Rosencrantz had been wrong; they were no closer to a resolution.
The President noticed Edarus's presence. "Ready to help us out here, or are you still saying we should sell out?"
The discussion lulled as all eyes turned to Edarus. "I've reconsidered my stance, yes. I now say we acknowledge Lanlin and the rest of the Defenders, grant them asylum, and allow them to initiate the Q-bomb."
"Q-bomb?" Rosencrantz asked.
"Something Fendleton talked about," the president said, waving his hand dismissively. "Got the name from an old movie, The Mouse That Roared. Set up the Defenders as an unassailable super-weapon, and world peace ensues. This only works, of course," he glared up at Edarus, "if they're under our control."

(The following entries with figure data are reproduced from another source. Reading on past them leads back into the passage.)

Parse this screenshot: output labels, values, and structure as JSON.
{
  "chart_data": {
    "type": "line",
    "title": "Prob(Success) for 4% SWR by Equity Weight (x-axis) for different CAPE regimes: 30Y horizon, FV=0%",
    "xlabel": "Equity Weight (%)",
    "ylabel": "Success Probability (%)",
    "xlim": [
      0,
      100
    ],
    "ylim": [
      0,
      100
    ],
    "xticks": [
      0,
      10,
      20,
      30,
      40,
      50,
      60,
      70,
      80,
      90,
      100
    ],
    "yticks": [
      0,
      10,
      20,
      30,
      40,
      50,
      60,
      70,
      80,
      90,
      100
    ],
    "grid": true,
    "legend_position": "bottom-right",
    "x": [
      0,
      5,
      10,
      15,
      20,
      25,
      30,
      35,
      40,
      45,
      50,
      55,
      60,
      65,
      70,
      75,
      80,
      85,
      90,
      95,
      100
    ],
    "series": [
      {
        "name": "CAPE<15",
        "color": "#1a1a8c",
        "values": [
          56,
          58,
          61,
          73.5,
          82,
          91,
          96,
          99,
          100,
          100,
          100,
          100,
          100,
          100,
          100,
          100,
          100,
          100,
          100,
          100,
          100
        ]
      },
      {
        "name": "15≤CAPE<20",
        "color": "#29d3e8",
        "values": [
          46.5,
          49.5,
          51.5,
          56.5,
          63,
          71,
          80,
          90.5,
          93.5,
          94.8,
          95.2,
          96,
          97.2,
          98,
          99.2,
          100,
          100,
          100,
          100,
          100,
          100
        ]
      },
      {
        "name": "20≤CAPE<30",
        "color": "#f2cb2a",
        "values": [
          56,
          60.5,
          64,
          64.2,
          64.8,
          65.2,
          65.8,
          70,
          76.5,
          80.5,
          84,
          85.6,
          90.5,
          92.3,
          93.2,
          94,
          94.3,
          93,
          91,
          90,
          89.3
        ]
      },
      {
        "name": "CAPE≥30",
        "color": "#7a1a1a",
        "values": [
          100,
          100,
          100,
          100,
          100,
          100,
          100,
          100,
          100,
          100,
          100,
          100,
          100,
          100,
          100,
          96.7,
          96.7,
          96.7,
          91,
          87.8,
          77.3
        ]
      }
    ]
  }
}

Edarus shrugged. "Doesn't matter to me; you won't listen to reason. Maybe you'll listen to international scrutiny, though."
"The fuck does that mean?"
"Shut off the voice boxes, we have visitors."
Before Isaac could protest, Edarus walked briskly to the door, pulled it open, and gestured flamboyantly to the emissaries waiting outside. He heard the unintelligible babble end abruptly just before the emissaries stepped forward.
"Mr. President," he called over his shoulder, "may I present Ambassadors Mokri, Ammanue—"
"Excuse me!" Issac said, standing swiftly. "This is a private meeting, and uninvited guests are not..." He trailed off, glancing nervously from ambassador to ambassador. "Mr. Mokri," he said at last, "to what do I owe this pleasure?"
Ahmad inclined his head i
n greeting, then frowned. "First, I would like to offer my condolences to the members of your administration who lost their lives in last night's unpleasantness."
"I'll be sure to pass that along to their families."
Ahmad nodded. "Secondly," he paused and grimaced. "Secondly, I would like to ask you about the validity of Mr. Lanlin's statements."
Isaac glared at the man. "I'm afraid we're still trying to ascertain that for ourselves."
Ahmad looked back at the others in his group. "So you deny his accusations?"